Keywords

1 Introduction

Vowels are voiced sound during the production of which sound obstruction occurs in the oral or nasal cavities. Voiced speech is a sound produced with the vibration of vocal cords. In the speech, vowels are produced by exciting an essentially fixed vocal tract, shaped with quasiperiodic pulses of air caused by the vibration of the vocal cords [1].

Assamese is an eastern Indo-Aryan language spoken by about 20 million people in the Indian states of Assam, Meghalaya, and Arunachal Pradesh, and also spoken in Bangladesh and Bhutan [2]. There are 11 vowels in Assamese language and are distinguished by the place of articulation (front, central or back) and the position of the tongue (high, mid or low). The way in which the cross-sectional area varies along the vocal tract determines the resonance frequencies of the tract (the formants) and thereby the sound that is produced. The vowel sound produced is determined primarily by the position of the tongue, but the position of the jaw, lips, and to a small extent, the velum also influence the resulting sound [1].

This work focuses on the classification of Assamese vowel speech and recognition using gaussian mixture model (GMM).
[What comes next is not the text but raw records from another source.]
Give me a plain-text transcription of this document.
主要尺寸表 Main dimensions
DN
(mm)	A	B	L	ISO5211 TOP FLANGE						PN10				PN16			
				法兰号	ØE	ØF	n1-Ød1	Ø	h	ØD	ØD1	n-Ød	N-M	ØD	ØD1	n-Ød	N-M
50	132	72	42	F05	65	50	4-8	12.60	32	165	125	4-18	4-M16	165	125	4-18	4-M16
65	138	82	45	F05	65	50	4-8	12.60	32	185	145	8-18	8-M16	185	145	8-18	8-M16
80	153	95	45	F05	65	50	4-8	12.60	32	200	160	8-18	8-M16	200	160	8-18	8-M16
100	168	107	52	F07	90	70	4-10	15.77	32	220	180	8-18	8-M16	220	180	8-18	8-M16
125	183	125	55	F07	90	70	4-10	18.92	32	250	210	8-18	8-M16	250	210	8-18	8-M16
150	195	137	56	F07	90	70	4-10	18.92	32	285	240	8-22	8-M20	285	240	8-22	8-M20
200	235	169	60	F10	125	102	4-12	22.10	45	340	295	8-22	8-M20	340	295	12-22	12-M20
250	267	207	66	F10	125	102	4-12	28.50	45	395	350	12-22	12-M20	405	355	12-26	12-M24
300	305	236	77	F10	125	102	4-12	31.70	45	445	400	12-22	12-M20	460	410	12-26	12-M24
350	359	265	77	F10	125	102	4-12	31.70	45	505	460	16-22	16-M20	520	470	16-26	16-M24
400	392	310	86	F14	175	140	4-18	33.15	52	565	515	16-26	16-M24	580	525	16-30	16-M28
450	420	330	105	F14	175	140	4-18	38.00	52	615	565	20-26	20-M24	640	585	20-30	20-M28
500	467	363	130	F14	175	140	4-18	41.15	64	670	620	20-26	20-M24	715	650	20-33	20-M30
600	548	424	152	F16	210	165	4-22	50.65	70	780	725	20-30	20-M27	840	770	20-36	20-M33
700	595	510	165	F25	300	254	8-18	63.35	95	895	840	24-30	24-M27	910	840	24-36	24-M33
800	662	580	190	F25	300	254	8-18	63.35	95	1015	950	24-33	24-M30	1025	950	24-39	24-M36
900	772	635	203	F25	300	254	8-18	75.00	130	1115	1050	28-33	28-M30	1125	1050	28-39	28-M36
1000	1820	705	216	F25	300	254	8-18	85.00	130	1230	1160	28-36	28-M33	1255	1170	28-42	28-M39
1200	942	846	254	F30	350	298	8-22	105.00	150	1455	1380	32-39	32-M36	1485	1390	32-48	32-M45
The results are compared to the results obtained using artificial neural network (ANN). The training data is composed of a database of 8 different vowels of Assamese language with 10 different recorded speech samples of each vowel as a set in noise-free and noisy environments. The testing data similarly is composed of the same number of vowels with each vowel containing 23 different recorded samples. Cepstral mean normalization (CMN) and maximum likelihood linear regression (MLLR) are used for speech enhancement of the data which is degraded due to noise. Feature extraction is done using mel frequency cepstral coefficients (MFCC). GMM and ANN approaches are used as classifiers for an automatic speech recognition (ASR) system. We found the success rate of the GMM to be around 81 \(\%\) and that of the ANN to be above 85 \(\%\). Some of the related literature are [1, 38].

The rest of the paper is organized as follows: in Sect. 13.2, we briefly discuss about the basic notions related to the work. The system model is described in Sect. 13.3. The experimental details and results are discussed in Sect. 13.4. The work is concluded in Sect. 13.5.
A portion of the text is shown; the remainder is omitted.